A basic requirement for success of OI is sufficient primary stability (PS). Primary stability or initial stability refers to the mechanical stability in the bone immediately after OI insertion. PS is a function of the implant diameter, the implant length, the number, and design of threads, the cortical thickness, and the cortical bone density. It can be assessed indirectly by the insertion torque. After installation, the initial stability is tested by attempting to move it with a tweezer. PS might not be obtained if the implant placement torque(IPT) is very low, and subsequent stability, which is supported by bone apposition surrounding the screw thread, might not be acquired if the IPT is very high. The OI should not show signs of mobility. The success rate is assessed during the first four months of installation. The primary stability of orthodontic implants should be analyzed in terms of tensile, compressive and shear stress, the intensity of the applied forces, and the deformation of the surrounding structures. Shear stress is the most critical loading of the boneOI interface. After OI insertion, the preload induces compression forces on the thread surface which tend to maintain OI stability. Considering that orthodontic loads are applied perpendicular or angled, the removal resistance is greater than a simply pull-out test. The orthodontic forces are between 17 0.3 and 4.0 N, smaller than the OI tensile strength.

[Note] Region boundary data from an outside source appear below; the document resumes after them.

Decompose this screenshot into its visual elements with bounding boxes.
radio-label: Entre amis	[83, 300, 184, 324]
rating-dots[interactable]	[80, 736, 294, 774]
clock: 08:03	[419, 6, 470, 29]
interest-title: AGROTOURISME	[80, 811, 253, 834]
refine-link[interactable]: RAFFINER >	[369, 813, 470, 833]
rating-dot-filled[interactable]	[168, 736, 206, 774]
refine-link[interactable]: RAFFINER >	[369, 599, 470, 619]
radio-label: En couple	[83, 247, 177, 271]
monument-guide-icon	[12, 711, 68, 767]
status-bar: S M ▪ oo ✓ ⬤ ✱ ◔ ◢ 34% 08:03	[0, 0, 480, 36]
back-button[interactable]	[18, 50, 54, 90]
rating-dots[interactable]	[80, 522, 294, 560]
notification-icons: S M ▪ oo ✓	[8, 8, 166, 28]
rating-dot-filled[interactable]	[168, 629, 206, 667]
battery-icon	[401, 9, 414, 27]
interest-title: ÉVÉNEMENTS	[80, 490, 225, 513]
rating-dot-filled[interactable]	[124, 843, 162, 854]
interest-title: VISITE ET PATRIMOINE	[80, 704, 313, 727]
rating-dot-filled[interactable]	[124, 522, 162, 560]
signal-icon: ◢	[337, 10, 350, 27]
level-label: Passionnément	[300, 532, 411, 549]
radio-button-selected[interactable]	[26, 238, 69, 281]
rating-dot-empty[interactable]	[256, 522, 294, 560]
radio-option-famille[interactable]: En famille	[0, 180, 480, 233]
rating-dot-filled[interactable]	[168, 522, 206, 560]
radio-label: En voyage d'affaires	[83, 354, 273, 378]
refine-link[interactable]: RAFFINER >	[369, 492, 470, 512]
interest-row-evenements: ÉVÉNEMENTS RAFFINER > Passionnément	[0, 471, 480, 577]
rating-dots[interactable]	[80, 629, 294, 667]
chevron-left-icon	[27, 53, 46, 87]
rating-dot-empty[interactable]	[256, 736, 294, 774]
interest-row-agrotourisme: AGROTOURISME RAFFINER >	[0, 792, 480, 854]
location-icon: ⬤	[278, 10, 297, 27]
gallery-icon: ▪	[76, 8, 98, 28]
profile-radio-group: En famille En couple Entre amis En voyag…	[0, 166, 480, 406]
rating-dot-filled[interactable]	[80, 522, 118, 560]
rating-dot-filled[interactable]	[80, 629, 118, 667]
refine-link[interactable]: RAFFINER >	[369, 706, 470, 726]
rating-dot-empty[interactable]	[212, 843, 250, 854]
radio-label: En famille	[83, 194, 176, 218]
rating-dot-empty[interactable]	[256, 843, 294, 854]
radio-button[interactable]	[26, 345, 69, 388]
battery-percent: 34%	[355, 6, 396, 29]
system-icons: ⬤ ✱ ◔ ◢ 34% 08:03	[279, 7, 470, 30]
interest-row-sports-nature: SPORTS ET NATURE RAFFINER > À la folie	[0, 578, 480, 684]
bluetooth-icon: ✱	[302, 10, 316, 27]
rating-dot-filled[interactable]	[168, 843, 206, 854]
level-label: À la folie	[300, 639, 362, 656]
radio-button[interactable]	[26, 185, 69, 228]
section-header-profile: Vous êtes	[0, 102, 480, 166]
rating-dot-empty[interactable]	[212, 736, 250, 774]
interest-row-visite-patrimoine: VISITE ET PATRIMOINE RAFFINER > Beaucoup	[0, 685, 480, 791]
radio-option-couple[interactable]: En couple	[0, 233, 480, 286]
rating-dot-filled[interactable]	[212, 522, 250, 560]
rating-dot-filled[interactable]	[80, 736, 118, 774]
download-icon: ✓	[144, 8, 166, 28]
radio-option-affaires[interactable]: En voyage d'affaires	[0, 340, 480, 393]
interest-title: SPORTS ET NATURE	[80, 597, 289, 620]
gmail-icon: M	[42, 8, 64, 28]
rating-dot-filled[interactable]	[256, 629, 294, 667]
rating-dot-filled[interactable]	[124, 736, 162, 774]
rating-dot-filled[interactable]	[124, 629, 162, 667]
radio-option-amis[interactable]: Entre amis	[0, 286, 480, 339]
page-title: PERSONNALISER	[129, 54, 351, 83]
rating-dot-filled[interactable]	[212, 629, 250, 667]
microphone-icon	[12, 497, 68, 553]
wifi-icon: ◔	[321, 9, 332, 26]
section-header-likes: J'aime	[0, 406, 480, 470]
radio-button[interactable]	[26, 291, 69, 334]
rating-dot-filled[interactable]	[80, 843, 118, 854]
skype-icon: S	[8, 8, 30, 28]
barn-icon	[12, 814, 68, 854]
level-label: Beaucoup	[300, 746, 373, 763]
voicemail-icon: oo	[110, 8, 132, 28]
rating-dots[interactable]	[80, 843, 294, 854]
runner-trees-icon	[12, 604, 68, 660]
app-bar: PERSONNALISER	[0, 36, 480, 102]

Orthodontic implants with large diameter and conical shape can induce excessive compression of the cortical bone with higher insertion torque. This can cause microdamage to the cortical bone in the form of cracks and possible fracture. The accumulation of minor damage can produce local ischemia, bone necrosis, bone remodeling, and premature loss of the OI. Kim et al. found that the orthodontic engine driver is one of the helpful tool for improving the initial stability and success rates of OI than those manually inserted.

COMPLICATIONS AND REMOVAL

The most commonly reported biological, mechanical, or iatrogenic complications of OI in USA, were loss of stability (76%), soft-tissue overgrowth/irritation (69%), and irritation caused by auxiliary springs (67%). The most commonly cited side effect of OI usage was excessive torquing/tipping of teeth. Much less commonly reported side effects were excessive extrusion/intrusion of teeth (7%) and root resorption (7%). Hygiene control is essential to the success of orthodontic implants. It is recommended that the implant site be cleaned with an interdental brush dipped in 0.12% chlorhexidine. The main risk of OI fracture occurs during insertion and is mainly a result of excessive torque. The development of the sense of touch, feeling the resistance to insertion, appropriate selection of the site, the use of digital twist, previous perforation of the cortical areas, attention to pain symptoms, and signs of excessive increase of resistance to the penetration of the OI are essential to prevent fractures. If OI fracture occurs, two procedures can be done: (a) removing the fractured part or (b) keeping the fractured part buried, since it is not necessary to move the tooth in the area. Removal of the OI is done without anesthesia and twisting in the opposite direction to that used in the insertion. Therefore, it is recommended to note the type of orthodontic implant thread used (right or left) to prevent fracture during removal. Histological analyses showed that when the OI loading is made immediately after insertion, osseointegration in the OI-bone interface is smaller than when loading is delayed. On the other hand, early loading did not compromise the stability of the orthodontic implants during clinical treatment. Some authors think this phenomenon is favorable because it facilitates the removal after treatment.